Below decoding small blocks:

```csharp
using var source = new MemoryStream(_encoded);
using var decoder = LZ4Stream.Decode(source);
_ = decoder.Read(_decoded, 0, _decoded.Length);
```

vs

```csharp
using var decoder = LZ4Frame.Decode(_encoded);
_ = decoder.ReadManyBytes(_decoded.AsSpan());
```

shows that frame reader is much faster, and is allocating less memory, also please note no Gen1 or Get2 allocations.

```
BenchmarkDotNet=v0.13.2, OS=Windows 10 (10.0.19044.1889/21H2/November2021Update)
AMD Ryzen 5 3600, 1 CPU, 12 logical and 6 physical cores
.NET SDK=6.0.300
[Host] : .NET 5.0.17 (5.0.1722.21314), X64 RyuJIT AVX2
DefaultJob : .NET 5.0.17 (5.0.1722.21314), X64 RyuJIT AVX2
```

| Method | Size | Mean | Ratio | Gen0 | Gen1 | Gen2 | Alloc Ratio |
|--------------- |----- |-----------:|------:|-------:|-------:|-------:|------------:|
| UseStream | 128 | 1,173.6 ns | 1.00 | 1.2703 | 1.2074 | 1.2074 | 1.00 |
| UseFrameReader | 128 | 466.2 ns | 0.40 | 0.0525 | - | - | 0.85 |
| | | | | | | | |
| UseStream | 1024 | 1,593.2 ns | 1.00 | 1.6575 | 1.5945 | 1.5945 | 1.00 |
| UseFrameReader | 1024 | 756.7 ns | 0.47 | 0.0525 | - | - | 0.85 |
| | | | | | | | |
| UseStream | 8192 | 5,081.0 ns | 1.00 | 5.1956 | 5.1270 | 5.1270 | 1.00 |
| UseFrameReader | 8192 | 3,836.3 ns | 0.76 | 0.0458 | - | - | 0.82 |

### Legacy (lz4net) compatibility

There is a separate package for those who used lz4net before and still need to access files generated with it:

```csharp
static class LZ4Legacy
{
static LZ4Stream Encode(
Stream innerStream,
bool highCompression = false,
int blockSize = 1024 * 1024,
bool leaveOpen = false);

static LZ4Stream Decode(
Stream innerStream,
bool leaveOpen = false);
}
```

This provide access to streams written by `lz4net`. Please note, that interface is not compatible, but the file format is.

Example:

```csharp
using (var source = LZ4Legacy.Decode(File.OpenRead(filename + ".old")))
using (var target = LZ4Stream.Encode(File.Create(filename + ".new")))
{
source.CopyTo(target);
}
```

Code above will read old (lz4net) format and write to new format
([lz4_Frame_format](https://github.com/lz4/lz4/blob/dev/doc/lz4_Frame_format.md)).

### Memory pooling

I've added memory block pooling to most of the classes. It is enabled by default, but comes with potential danger:
this pooled memory gets pinned and may be problematic in some scenarios, for example with long lived streams.

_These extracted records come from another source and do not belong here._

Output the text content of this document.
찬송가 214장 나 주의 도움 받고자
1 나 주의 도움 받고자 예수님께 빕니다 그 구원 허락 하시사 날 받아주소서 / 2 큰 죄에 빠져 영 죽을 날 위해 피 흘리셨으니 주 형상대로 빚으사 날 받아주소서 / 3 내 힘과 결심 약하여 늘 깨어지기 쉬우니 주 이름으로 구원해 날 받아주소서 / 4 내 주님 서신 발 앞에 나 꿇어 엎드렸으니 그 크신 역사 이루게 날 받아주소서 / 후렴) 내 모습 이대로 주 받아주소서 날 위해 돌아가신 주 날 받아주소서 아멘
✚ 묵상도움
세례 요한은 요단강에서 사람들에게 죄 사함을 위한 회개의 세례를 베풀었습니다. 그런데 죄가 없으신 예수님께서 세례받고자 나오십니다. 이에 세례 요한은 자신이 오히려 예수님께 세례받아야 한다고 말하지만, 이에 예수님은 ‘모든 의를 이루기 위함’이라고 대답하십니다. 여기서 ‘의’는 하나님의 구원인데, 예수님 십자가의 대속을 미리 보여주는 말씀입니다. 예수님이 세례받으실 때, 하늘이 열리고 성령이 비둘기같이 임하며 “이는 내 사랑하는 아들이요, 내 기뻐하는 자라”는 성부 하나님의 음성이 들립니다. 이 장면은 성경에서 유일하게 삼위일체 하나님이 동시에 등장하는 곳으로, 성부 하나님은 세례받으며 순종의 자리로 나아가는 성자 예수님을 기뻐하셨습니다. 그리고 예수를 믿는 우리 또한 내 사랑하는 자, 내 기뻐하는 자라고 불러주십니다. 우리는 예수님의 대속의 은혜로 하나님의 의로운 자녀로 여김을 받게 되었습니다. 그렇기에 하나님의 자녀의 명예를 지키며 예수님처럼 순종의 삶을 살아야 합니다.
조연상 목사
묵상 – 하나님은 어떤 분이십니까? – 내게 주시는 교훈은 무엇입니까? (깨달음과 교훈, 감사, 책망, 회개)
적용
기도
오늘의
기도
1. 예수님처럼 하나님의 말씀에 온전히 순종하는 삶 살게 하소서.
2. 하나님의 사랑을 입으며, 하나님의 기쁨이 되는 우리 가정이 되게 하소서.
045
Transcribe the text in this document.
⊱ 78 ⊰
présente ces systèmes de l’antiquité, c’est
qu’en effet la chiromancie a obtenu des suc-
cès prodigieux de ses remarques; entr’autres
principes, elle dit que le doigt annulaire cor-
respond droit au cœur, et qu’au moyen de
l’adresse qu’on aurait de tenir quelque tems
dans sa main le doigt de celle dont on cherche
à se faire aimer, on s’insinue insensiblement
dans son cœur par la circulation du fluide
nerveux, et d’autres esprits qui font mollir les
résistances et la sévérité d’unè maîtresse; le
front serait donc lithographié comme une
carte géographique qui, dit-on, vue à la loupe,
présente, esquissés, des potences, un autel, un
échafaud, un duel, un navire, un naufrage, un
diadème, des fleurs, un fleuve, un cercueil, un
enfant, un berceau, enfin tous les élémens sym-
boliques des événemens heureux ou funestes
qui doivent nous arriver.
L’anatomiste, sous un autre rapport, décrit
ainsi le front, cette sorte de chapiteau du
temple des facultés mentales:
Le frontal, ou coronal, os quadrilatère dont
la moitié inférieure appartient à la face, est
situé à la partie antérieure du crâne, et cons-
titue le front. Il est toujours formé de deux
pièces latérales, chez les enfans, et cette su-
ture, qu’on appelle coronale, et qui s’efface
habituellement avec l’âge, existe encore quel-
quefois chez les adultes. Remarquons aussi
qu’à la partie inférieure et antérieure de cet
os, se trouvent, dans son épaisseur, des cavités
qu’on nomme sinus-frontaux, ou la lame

LZ4 is used most of the time for small packages, "in-and-out 20 minutes adventure", so pinning pooling memory is not a problem.

As usual: it depends.

If you want to change the maximum pooled array use `PinnedMemory.MaxPooledSize`. You can set it to 0 to disable pooling.

### ARMv7, IL2CPP, Unity

Apparently ARMv7 does not handle unaligned access:

> [...] It looks like the code here will do an unaligned memory access, which is not allowed on armv7, hence
> the crash. Mono works in this case because it generates code that is less efficient than IL2CPP, and does
> only aligned memory access. With IL2CPP, we have chosen to convert the C# code as-is, so that the generated
> code will do unaligned access if the C# code does. [...]

I've adapted 32-bit algorithm to use aligned access only (64-bit version still tries to maximise speed by
using unaligned access). Think about 32-bit as "compatibility mode".
It case of alignment related problems force 32-bit mode as soon as possible with:

```csharp
LZ4Codec.Enforce32 = true;
```

### Issues

Please use [this template](https://github.com/MiloszKrajewski/K4os.Compression.LZ4/issues/new?template=bug_report.md) when raising one.
Try to be as helpful as possible to help me reproduce it.